Limitations and future directions

We cannot determine how the bias will affect the model’s performance on future samples, but it will likely underperform in samples where length was not different between groups, where gain cannot be changed, and where participants are instructed to not overproject their voice; however, it is possible the model could underperform for other reasons including dataset shift (e.g., the distribution of voice characteristics or demographics is different in a new sample).

The classification using just duration itself varied across models and clinicians who listened to the reading passage in its entirety did not achieve as good a classification as the best performing models. Duration itself was not included as a feature in the eGeMaps-based models and has a complex effect on both machines and humans. For example, duration could have affected eGeMAPS features (e.g., introduce more variability to the functionals that are computed over sliding time windows) and duration of vowels varied extensively across the UVFP group thus cannot itself be tied to underlying pathophysiology. Therefore, important future work should analyze how duration may affect these features, should address the intrinsic variability in durations of UVFP patients in responding to speech items, and should incorporate models of production that include a consideration of respiratory capabilities, articulation changes, and vocal fold pathophysiology.

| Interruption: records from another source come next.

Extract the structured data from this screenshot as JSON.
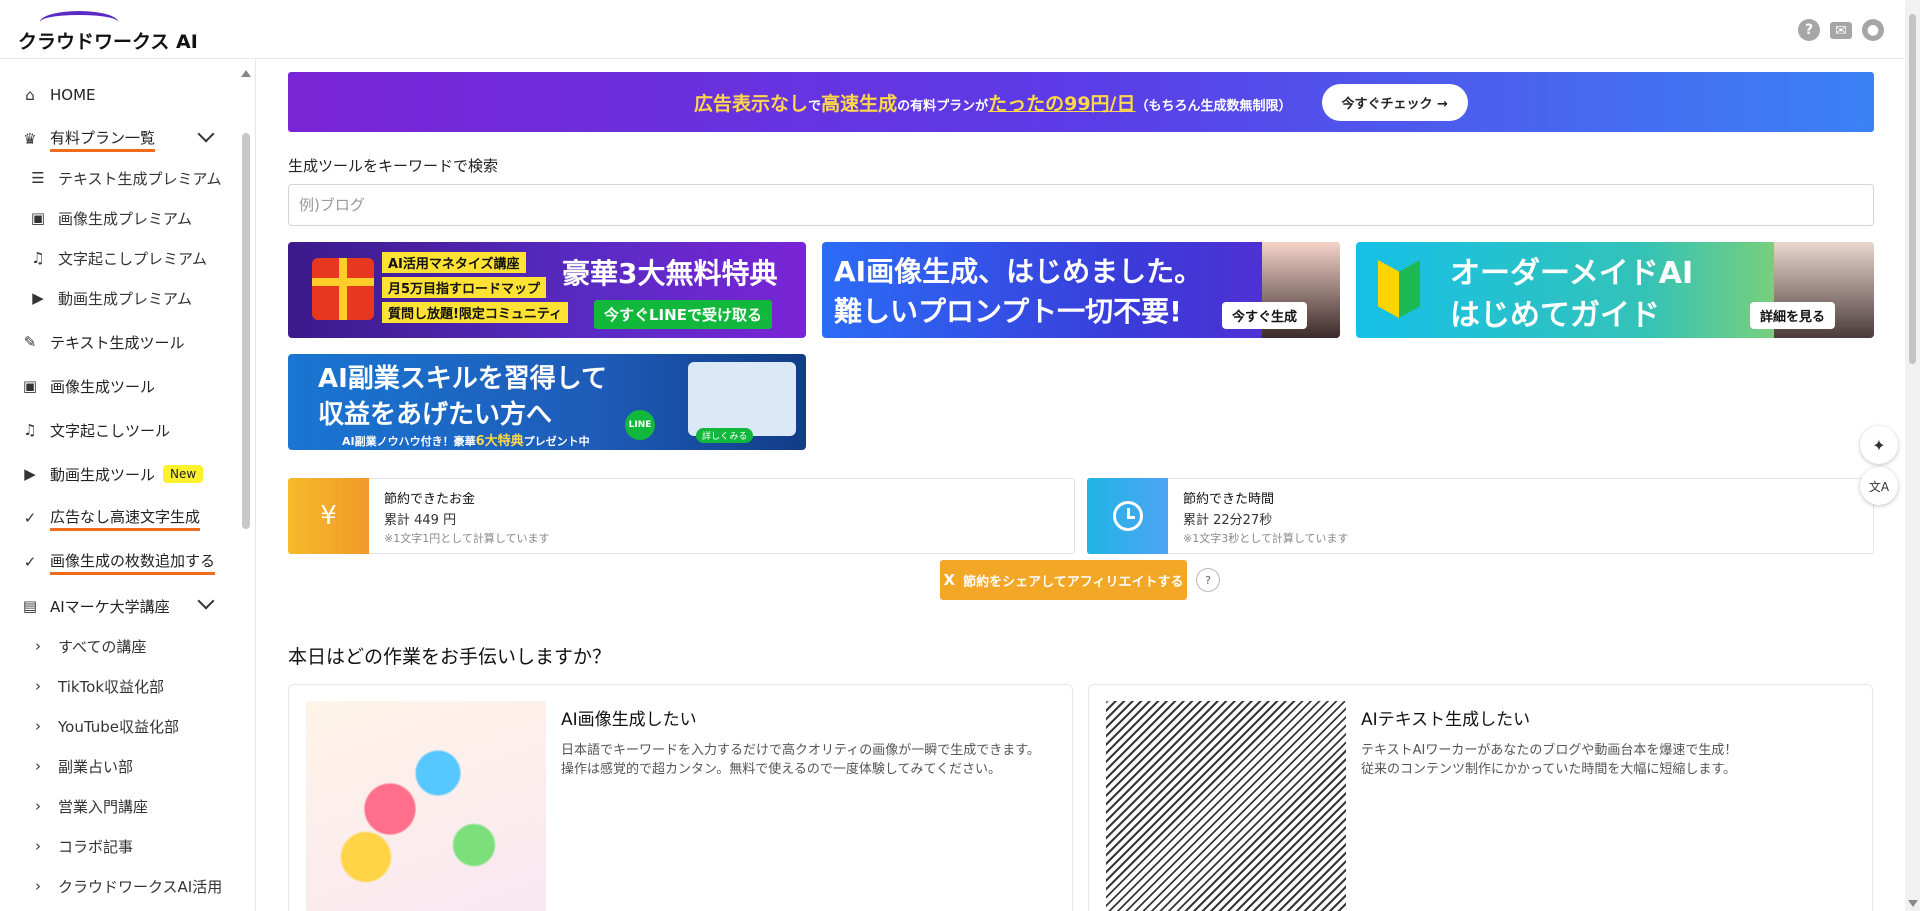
{
  "header": {
    "logo_text": "クラウドワークス AI",
    "icons": [
      "help-icon",
      "mail-icon",
      "account-icon"
    ]
  },
  "sidebar": {
    "items": [
      {
        "label": "HOME",
        "icon": "home-icon"
      },
      {
        "label": "有料プラン一覧",
        "icon": "crown-icon",
        "expandable": true,
        "highlighted": true
      },
      {
        "label": "テキスト生成プレミアム",
        "icon": "text-lines-icon",
        "sub": true
      },
      {
        "label": "画像生成プレミアム",
        "icon": "image-icon",
        "sub": true
      },
      {
        "label": "文字起こしプレミアム",
        "icon": "headphones-icon",
        "sub": true
      },
      {
        "label": "動画生成プレミアム",
        "icon": "video-icon",
        "sub": true
      },
      {
        "label": "テキスト生成ツール",
        "icon": "pen-icon"
      },
      {
        "label": "画像生成ツール",
        "icon": "image-icon"
      },
      {
        "label": "文字起こしツール",
        "icon": "headphones-icon"
      },
      {
        "label": "動画生成ツール",
        "icon": "video-icon",
        "badge": "New"
      },
      {
        "label": "広告なし高速文字生成",
        "icon": "check-circle-icon",
        "highlighted": true
      },
      {
        "label": "画像生成の枚数追加する",
        "icon": "check-circle-icon",
        "highlighted": true
      },
      {
        "label": "AIマーケ大学講座",
        "icon": "book-icon",
        "expandable": true
      },
      {
        "label": "すべての講座",
        "icon": "chevron-circle-icon",
        "sub": true
      },
      {
        "label": "TikTok収益化部",
        "icon": "chevron-circle-icon",
        "sub": true
      },
      {
        "label": "YouTube収益化部",
        "icon": "chevron-circle-icon",
        "sub": true
      },
      {
        "label": "副業占い部",
        "icon": "chevron-circle-icon",
        "sub": true
      },
      {
        "label": "営業入門講座",
        "icon": "chevron-circle-icon",
        "sub": true
      },
      {
        "label": "コラボ記事",
        "icon": "chevron-circle-icon",
        "sub": true
      },
      {
        "label": "クラウドワークスAI活用",
        "icon": "chevron-circle-icon",
        "sub": true
      }
    ]
  },
  "promo": {
    "part1": "広告表示なし",
    "part2": "で",
    "part3": "高速生成",
    "part4": "の有料プランが",
    "part5": "たったの99円/日",
    "part6": "（もちろん生成数無制限）",
    "button": "今すぐチェック →"
  },
  "search": {
    "label": "生成ツールをキーワードで検索",
    "placeholder": "例)ブログ",
    "value": ""
  },
  "banners": {
    "b1": {
      "tags": [
        "AI活用マネタイズ講座",
        "月5万目指すロードマップ",
        "質問し放題!限定コミュニティ"
      ],
      "headline": "豪華3大無料特典",
      "cta": "今すぐLINEで受け取る"
    },
    "b2": {
      "line1": "AI画像生成、はじめました。",
      "line2": "難しいプロンプト一切不要!",
      "cta": "今すぐ生成"
    },
    "b3": {
      "line1": "オーダーメイドAI",
      "line2": "はじめてガイド",
      "cta": "詳細を見る"
    },
    "b4": {
      "line1": "AI副業スキルを習得して",
      "line2": "収益をあげたい方へ",
      "footer_pre": "AI副業ノウハウ付き！豪華",
      "footer_highlight": "6大特典",
      "footer_post": "プレゼント中",
      "line_badge": "LINE",
      "mini_cta": "詳しくみる"
    }
  },
  "stats": {
    "money": {
      "title": "節約できたお金",
      "value": "累計  449  円",
      "note": "※1文字1円として計算しています",
      "icon_glyph": "¥"
    },
    "time": {
      "title": "節約できた時間",
      "value": "累計  22分27秒",
      "note": "※1文字3秒として計算しています"
    }
  },
  "share": {
    "x_glyph": "X",
    "label": "節約をシェアしてアフィリエイトする",
    "help": "?"
  },
  "section": {
    "title": "本日はどの作業をお手伝いしますか？"
  },
  "cards": [
    {
      "title": "AI画像生成したい",
      "desc1": "日本語でキーワードを入力するだけで高クオリティの画像が一瞬で生成できます。",
      "desc2": "操作は感覚的で超カンタン。無料で使えるので一度体験してみてください。"
    },
    {
      "title": "AIテキスト生成したい",
      "desc1": "テキストAIワーカーがあなたのブログや動画台本を爆速で生成！",
      "desc2": "従来のコンテンツ制作にかかっていた時間を大幅に短縮します。"
    }
  ],
  "floating": {
    "sparkle": "✦",
    "translate": "文A"
  },
  "colors": {
    "accent_purple": "#7a24d6",
    "accent_blue": "#3b82f6",
    "highlight_underline": "#f26b1d",
    "share_button": "#f2a726",
    "new_badge": "#fff12e"
  }
}
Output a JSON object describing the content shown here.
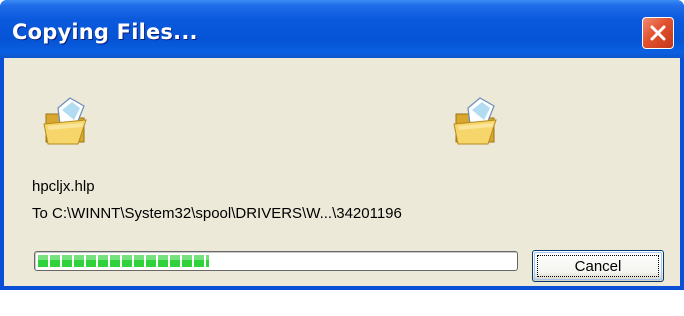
{
  "window": {
    "title": "Copying Files..."
  },
  "icons": {
    "source": "open-folder-icon",
    "destination": "open-folder-icon",
    "close": "close-icon"
  },
  "file": {
    "name": "hpcljx.hlp",
    "destination": "To C:\\WINNT\\System32\\spool\\DRIVERS\\W...\\34201196"
  },
  "progress": {
    "fraction": 0.36
  },
  "buttons": {
    "cancel_label": "Cancel"
  },
  "colors": {
    "title_bar": "#0a58dc",
    "close_button": "#e2522e",
    "dialog_face": "#ece9d8",
    "progress_fill": "#2fd23a"
  }
}
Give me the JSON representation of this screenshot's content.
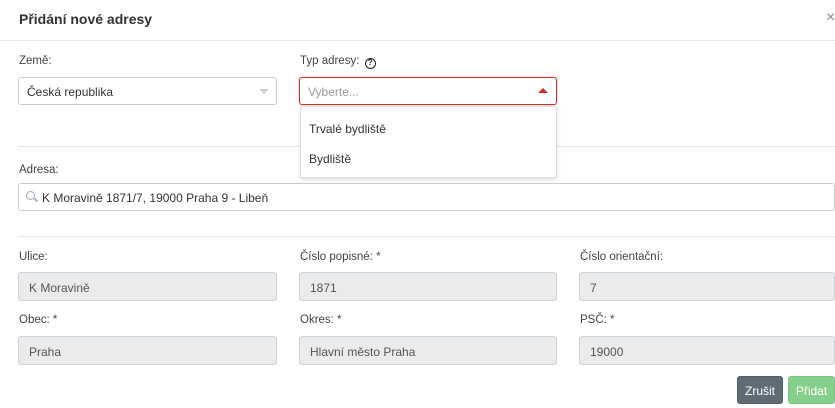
{
  "modal": {
    "title": "Přidání nové adresy",
    "close_glyph": "×"
  },
  "country": {
    "label": "Země:",
    "value": "Česká republika"
  },
  "address_type": {
    "label": "Typ adresy:",
    "help_icon": "question-circle-icon",
    "placeholder": "Vyberte...",
    "options": [
      "Trvalé bydliště",
      "Bydliště"
    ]
  },
  "address": {
    "label": "Adresa:",
    "search_icon": "search-icon",
    "value": "K Moravině 1871/7, 19000 Praha 9 - Libeň"
  },
  "fields": {
    "street": {
      "label": "Ulice:",
      "value": "K Moravině"
    },
    "house_number": {
      "label": "Číslo popisné: *",
      "value": "1871"
    },
    "orientation_number": {
      "label": "Číslo orientační:",
      "value": "7"
    },
    "municipality": {
      "label": "Obec: *",
      "value": "Praha"
    },
    "district": {
      "label": "Okres: *",
      "value": "Hlavní město Praha"
    },
    "postal_code": {
      "label": "PSČ: *",
      "value": "19000"
    }
  },
  "buttons": {
    "cancel": "Zrušit",
    "add": "Přidat"
  },
  "colors": {
    "focus_border": "#c9302c",
    "cancel_button": "#5f6b75",
    "add_button": "#84cf8b",
    "readonly_bg": "#e9ebed"
  }
}
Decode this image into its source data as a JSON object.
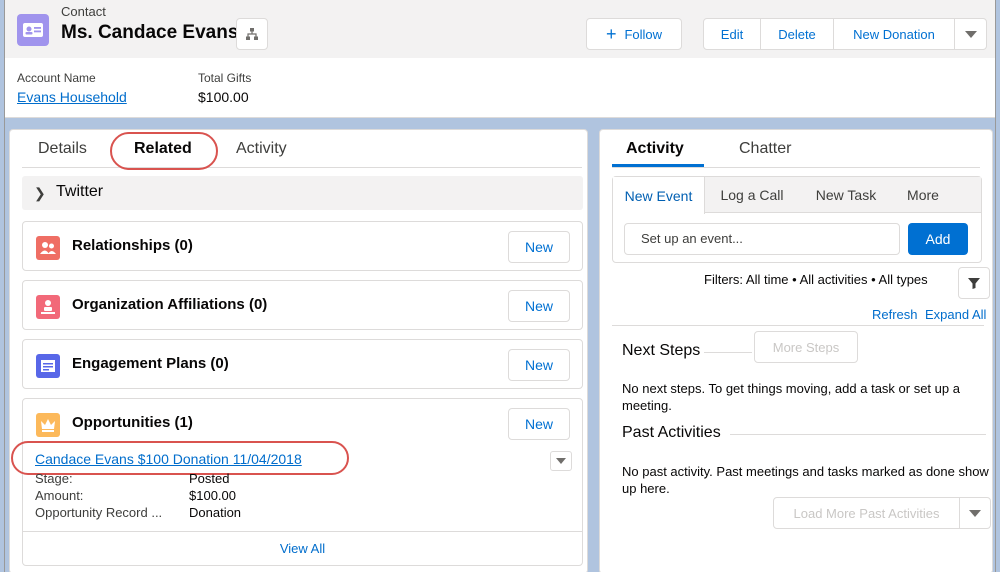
{
  "header": {
    "object_type": "Contact",
    "record_name": "Ms. Candace Evans",
    "buttons": {
      "follow": "Follow",
      "edit": "Edit",
      "delete": "Delete",
      "new_donation": "New Donation"
    },
    "fields": [
      {
        "label": "Account Name",
        "value": "Evans Household"
      },
      {
        "label": "Total Gifts",
        "value": "$100.00"
      }
    ]
  },
  "left_tabs": [
    "Details",
    "Related",
    "Activity"
  ],
  "twitter": {
    "label": "Twitter"
  },
  "related_lists": [
    {
      "title": "Relationships (0)",
      "new_label": "New",
      "icon": "relationships-icon",
      "color": "#ef6e64"
    },
    {
      "title": "Organization Affiliations (0)",
      "new_label": "New",
      "icon": "affiliations-icon",
      "color": "#f26979"
    },
    {
      "title": "Engagement Plans (0)",
      "new_label": "New",
      "icon": "engagement-plans-icon",
      "color": "#5867e8"
    },
    {
      "title": "Opportunities (1)",
      "new_label": "New",
      "icon": "opportunity-crown-icon",
      "color": "#fcb95b"
    }
  ],
  "opportunity": {
    "name": "Candace Evans $100 Donation 11/04/2018",
    "fields": [
      {
        "label": "Stage:",
        "value": "Posted"
      },
      {
        "label": "Amount:",
        "value": "$100.00"
      },
      {
        "label": "Opportunity Record ...",
        "value": "Donation"
      }
    ],
    "view_all": "View All"
  },
  "right_tabs": [
    "Activity",
    "Chatter"
  ],
  "composer": {
    "tabs": [
      "New Event",
      "Log a Call",
      "New Task",
      "More"
    ],
    "placeholder": "Set up an event...",
    "add_label": "Add"
  },
  "filters_text": "Filters: All time • All activities • All types",
  "refresh_label": "Refresh",
  "expand_all_label": "Expand All",
  "next_steps": {
    "title": "Next Steps",
    "more_steps_label": "More Steps",
    "empty_text": "No next steps. To get things moving, add a task or set up a meeting."
  },
  "past_activities": {
    "title": "Past Activities",
    "empty_text": "No past activity. Past meetings and tasks marked as done show up here.",
    "load_more_label": "Load More Past Activities"
  },
  "colors": {
    "accent": "#0070d2",
    "link": "#006dcc",
    "highlight": "#d9534f",
    "contact_icon": "#a094ed"
  }
}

It is not clear whether these models could detect UVFP from other voice disorders or just healthier voices; however, a model that generalizes well in classifying UVFP from controls could be used to monitor UVFP patients remotely and affordably during treatment or detect risk for UVFP when it is the most likely cause (e.g., dysphonia after thyroid surgery). Larger sample sizes with curated examinations can help increase diverse representation across voice quality and thereby potentially reduce bias in classifier performance. We did not analyze potential racial bias given this data was not extracted from the chart review.

Our choice of a standardized feature set worked well in this setting, but may fail to work for differential voice disorder diagnosis or when generalizing to larger datasets, which may bring in additional sources of variance unaccounted for in this dataset. With the availability of more data, additional features could be extracted that better capture changes in coordination (e.g., XCORR [69]).

Furthermore, while our feature importance evaluation method, SHAP, shows a certain amount of robustness across models, alternative model-agnostic feature-importance methods (e.g., LOFO, permutation importance) as well as model-specific methods (coefficient values for linear models, mean decrease in impurity for Random Forest) could be compared. Model understandability–how easily are the explanations understood by a speech scientist or a clinician–could be assessed rigorously [55].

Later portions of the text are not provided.